Content. It’s certainly possible to call to the Goddess and list a hundred or so of her attributes, but is it relevant to the ritual you’re about to do? Prior to the ritual, think carefully about the invocations and the point of inviting or presencing each thing you are calling to. What is their function in this ritual? Tailor your invocations towards that.

Relevance. Some people like to invoke the ancestors. Some the fey. Some Kali, or Hermes; fire or undying spirit. Of course they are all wonderful things and beings to invoke and be aware of; but do they have a part in your ritual? If they don’t, they’re probably better left for a different time. It could be like asking someone to a tea party and then sticking them in a corner and forgetting to serve them anything or introduce them to anyone. If you’re lucky, they’ll just feel ignored…

Energetic Considerations

Style. Calling to fire in the same voice that you would use for water, or calling to the East in the same voice as you’d use for West, is not effective. The style and manner in which each invocation is made should represent what is being called to. Thus the fire invocation could be sparking or a ferocious roar, it could be glowing with warmth or leaping up and down, but it should not be dripping, pouring, or monotonal.

Embodiment. Sometimes this is shown purely through hand movements; other times, the whole body is involved. All levels can be used to embody an invocation: on or near the ground, the mid-range we usually interact at, and above the head, arms reaching up and head thrown back. Let your invocation into your body—let yourself dance with air or stamp the ground with earth.

Intention. Spending some time before the invocation—at least half an hour but preferably a few days—knowing this is the invocation you will be making allows you to drop more deeply into the feel of what you will be invoking and how to do this. You may choose to acknowledge what you will be invoking on your own altar, in your journal, or another way. It’s like introducing yourself to a guest before introducing them to the whole party; it’s polite, and it gives you some material to work with.

Intuition. However carefully prepared you are, the real invocation is the one that happens in the ritual. Be open to how it feels in the moment; if you feel an impulse to lower your voice, sweep your arms around, or change some of the words you thought you’d say, trust this intuition. You can experiment—maybe as a group—responding to these intuitions, and see what difference it makes.

How to Invoke Geographic Directions
in the Circle of Eight

Note: Detailed instructions on casting a circle, releasing a circle, and turning the wheel in a Circle of Eight are in the appendix.

1. Stand in the direction and anchor yourself there. Feel its resonance through your feet and entire body.

2. Turn to face the direction, so your back is to the center of the circle, and take some deep breaths.

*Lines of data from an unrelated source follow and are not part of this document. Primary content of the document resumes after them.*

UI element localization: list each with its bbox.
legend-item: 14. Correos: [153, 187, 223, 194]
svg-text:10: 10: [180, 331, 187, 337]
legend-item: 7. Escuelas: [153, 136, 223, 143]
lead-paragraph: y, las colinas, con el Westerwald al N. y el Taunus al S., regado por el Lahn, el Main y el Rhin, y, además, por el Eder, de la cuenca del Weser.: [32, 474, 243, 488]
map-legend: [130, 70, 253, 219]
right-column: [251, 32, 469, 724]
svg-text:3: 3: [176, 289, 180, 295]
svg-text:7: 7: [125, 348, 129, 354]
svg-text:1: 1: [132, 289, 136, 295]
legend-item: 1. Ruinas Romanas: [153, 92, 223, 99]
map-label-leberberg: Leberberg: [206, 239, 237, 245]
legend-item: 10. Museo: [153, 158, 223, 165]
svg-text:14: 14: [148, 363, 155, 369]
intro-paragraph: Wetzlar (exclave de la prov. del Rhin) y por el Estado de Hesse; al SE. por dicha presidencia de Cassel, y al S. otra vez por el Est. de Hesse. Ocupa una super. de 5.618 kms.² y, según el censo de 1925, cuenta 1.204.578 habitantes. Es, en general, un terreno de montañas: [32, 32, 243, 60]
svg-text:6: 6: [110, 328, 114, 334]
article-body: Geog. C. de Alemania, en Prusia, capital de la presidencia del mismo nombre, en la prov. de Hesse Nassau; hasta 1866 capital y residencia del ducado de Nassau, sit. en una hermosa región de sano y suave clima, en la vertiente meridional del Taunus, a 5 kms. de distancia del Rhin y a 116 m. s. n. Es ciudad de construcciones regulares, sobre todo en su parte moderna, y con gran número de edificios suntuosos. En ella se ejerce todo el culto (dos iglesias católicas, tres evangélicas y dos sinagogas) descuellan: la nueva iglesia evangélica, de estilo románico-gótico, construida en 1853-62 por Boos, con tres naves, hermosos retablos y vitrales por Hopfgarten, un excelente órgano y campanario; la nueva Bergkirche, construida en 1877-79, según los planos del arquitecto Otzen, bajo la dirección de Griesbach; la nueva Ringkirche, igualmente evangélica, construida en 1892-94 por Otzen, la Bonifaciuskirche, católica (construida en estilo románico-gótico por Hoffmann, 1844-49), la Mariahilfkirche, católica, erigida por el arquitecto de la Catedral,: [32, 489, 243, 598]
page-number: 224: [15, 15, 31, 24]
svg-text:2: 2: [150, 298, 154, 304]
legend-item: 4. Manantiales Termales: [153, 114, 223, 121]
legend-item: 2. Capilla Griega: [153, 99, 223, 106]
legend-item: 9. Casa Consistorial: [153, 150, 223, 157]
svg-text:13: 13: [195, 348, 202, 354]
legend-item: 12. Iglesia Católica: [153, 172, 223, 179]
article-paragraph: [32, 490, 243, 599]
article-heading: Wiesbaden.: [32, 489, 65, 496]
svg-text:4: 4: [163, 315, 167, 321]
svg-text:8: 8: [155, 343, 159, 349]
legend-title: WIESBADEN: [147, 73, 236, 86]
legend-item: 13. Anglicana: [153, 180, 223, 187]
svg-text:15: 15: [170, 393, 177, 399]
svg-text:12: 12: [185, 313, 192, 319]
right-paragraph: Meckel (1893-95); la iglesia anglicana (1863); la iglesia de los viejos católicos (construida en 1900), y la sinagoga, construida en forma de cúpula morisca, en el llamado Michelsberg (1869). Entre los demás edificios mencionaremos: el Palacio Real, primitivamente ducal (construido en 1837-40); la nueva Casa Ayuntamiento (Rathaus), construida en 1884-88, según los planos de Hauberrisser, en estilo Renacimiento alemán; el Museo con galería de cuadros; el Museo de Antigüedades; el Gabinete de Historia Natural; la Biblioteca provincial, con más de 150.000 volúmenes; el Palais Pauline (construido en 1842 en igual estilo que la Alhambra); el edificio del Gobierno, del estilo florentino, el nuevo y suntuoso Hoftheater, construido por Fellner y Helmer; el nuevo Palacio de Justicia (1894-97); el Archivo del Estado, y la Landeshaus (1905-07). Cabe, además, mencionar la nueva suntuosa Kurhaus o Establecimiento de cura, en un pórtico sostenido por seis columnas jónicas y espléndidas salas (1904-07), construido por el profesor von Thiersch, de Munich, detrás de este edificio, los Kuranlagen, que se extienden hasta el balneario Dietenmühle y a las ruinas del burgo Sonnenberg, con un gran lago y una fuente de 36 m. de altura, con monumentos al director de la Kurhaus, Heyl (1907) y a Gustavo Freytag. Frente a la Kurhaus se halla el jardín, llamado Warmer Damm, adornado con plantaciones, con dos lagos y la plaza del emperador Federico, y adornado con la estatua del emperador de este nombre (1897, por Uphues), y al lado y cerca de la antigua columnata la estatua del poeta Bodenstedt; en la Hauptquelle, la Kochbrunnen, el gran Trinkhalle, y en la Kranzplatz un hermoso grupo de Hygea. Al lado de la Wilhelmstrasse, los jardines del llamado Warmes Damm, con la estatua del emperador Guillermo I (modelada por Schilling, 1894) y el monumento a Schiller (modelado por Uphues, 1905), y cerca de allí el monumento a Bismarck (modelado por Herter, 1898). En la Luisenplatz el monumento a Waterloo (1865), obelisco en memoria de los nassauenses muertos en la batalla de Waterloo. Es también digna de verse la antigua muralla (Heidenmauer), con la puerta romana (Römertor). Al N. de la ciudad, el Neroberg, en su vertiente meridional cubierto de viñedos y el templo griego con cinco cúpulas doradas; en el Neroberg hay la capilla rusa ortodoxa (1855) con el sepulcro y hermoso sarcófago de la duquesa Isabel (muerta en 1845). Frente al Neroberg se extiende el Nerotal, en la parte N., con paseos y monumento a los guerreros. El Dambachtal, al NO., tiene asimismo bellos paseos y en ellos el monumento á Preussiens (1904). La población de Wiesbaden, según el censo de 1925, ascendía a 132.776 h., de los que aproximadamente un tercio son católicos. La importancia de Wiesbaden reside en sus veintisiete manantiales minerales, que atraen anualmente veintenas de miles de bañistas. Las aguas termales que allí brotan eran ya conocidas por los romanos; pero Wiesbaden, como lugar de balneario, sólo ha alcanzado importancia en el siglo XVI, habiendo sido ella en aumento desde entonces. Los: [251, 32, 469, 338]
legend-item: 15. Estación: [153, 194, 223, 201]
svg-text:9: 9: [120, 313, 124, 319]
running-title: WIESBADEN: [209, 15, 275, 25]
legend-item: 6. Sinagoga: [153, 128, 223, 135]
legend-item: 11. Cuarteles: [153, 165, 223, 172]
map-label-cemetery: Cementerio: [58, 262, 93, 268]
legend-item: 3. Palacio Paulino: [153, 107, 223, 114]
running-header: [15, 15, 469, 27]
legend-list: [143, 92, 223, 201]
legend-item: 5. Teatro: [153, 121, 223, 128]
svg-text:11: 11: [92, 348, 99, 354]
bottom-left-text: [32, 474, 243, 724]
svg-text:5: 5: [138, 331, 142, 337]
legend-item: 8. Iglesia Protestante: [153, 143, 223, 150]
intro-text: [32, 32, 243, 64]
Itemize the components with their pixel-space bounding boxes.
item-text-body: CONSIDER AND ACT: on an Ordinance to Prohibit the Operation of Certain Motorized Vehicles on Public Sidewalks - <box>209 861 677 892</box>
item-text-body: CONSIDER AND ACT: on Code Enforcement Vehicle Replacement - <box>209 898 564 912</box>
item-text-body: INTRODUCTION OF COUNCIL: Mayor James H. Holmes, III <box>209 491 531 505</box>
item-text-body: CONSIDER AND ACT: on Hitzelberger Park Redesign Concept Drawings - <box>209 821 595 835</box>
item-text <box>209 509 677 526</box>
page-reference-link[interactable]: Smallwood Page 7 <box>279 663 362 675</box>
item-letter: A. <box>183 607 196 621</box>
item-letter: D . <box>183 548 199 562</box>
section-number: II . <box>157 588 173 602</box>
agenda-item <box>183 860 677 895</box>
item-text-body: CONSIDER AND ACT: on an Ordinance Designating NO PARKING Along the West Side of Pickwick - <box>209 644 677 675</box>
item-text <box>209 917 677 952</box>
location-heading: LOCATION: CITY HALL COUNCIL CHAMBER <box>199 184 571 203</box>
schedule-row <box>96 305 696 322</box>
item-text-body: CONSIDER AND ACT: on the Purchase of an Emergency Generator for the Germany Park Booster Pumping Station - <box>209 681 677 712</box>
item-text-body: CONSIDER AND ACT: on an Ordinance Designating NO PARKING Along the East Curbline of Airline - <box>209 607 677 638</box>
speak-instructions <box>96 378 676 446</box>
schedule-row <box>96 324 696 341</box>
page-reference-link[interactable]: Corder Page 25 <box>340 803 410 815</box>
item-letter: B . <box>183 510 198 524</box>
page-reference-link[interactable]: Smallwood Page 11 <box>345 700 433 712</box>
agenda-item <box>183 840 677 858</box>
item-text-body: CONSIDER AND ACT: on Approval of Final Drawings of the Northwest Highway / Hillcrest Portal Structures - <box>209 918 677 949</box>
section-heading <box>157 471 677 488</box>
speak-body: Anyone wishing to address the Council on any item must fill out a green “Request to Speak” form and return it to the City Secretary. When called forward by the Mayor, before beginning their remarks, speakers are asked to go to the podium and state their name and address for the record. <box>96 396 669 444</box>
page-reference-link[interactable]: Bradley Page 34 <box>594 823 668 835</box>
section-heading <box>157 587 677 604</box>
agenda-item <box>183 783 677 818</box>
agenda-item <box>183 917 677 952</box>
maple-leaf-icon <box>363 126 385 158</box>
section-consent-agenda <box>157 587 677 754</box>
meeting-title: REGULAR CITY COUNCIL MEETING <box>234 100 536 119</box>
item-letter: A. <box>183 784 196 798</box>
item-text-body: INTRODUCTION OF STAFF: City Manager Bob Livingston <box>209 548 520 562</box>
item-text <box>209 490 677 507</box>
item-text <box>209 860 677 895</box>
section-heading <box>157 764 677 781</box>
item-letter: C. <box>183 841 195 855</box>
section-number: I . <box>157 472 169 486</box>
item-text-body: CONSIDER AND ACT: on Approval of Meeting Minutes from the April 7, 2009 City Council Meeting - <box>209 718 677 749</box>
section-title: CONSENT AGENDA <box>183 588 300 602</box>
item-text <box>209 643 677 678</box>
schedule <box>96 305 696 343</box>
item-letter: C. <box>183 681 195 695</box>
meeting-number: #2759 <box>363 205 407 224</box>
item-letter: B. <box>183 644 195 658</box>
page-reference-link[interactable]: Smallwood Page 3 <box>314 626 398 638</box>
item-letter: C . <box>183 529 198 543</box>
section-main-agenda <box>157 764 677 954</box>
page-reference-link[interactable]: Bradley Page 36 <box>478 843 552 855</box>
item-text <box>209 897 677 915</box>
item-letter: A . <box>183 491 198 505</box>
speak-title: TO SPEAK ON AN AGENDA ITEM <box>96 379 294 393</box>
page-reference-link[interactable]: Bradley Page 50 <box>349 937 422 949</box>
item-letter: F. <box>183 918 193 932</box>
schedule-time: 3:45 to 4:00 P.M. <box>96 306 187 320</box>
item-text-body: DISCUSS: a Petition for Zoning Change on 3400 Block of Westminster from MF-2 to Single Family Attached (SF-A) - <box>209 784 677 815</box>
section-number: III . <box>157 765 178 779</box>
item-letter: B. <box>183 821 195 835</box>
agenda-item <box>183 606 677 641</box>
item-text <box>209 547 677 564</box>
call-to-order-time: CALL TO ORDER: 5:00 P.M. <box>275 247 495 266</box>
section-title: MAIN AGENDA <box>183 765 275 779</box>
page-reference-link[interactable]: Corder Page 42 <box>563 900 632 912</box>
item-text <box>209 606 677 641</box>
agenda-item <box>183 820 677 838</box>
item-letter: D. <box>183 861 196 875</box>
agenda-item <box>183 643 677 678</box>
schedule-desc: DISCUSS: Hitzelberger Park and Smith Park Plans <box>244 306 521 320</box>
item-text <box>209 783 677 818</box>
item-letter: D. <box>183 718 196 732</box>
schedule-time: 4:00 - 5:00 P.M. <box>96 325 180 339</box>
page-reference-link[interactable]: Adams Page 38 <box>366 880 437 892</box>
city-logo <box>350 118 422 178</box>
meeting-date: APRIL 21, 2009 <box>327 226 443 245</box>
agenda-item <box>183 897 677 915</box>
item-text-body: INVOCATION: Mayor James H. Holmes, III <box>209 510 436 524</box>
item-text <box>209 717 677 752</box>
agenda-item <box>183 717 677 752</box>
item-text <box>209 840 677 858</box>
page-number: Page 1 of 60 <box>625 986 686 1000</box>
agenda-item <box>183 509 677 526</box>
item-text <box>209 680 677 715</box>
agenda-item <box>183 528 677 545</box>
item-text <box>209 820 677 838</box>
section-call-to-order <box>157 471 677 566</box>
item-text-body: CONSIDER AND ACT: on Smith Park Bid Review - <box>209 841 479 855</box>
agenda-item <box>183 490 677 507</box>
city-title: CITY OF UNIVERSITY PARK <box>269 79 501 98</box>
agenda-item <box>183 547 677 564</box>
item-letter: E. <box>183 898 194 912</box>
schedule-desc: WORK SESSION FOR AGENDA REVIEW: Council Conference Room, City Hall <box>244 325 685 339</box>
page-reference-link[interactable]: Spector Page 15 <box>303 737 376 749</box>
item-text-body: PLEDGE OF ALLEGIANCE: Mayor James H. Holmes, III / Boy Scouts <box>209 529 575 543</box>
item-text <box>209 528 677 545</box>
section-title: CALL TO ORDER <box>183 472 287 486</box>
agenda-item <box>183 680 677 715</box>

You can imagine that these breaths are bringing the air of your directional place into your body.

3. Name the place or the direction aloud—whatever has been decided by the group earlier. Then begin speaking in a voice you are channeling through the direction—so it is literally using your breath but coming from that geographic place in your Circle of Eight—and speak either of its qualities that you are presencing for the ritual or of the place as you see, imagine, and remember it, bringing it to life for those listening.

4. Finish with your agreed words or signal; it works best if this is the same for each invocation as a clear punctuation between one invocation and the next. This could be a drum beat, a simple sentence such as To the South-West I call! or an honoring: We thank the South-West for its presence.

5. Remain facing in that direction until all remaining directions have been called.

6. Turn together, all at once, and face the center. Now is the time to invoke Above, Below, and Center if you are going to do so. It’s particularly effective if you all turn in the same direction—anticlockwise in the Southern Hemisphere and clockwise in the Northern Hemisphere.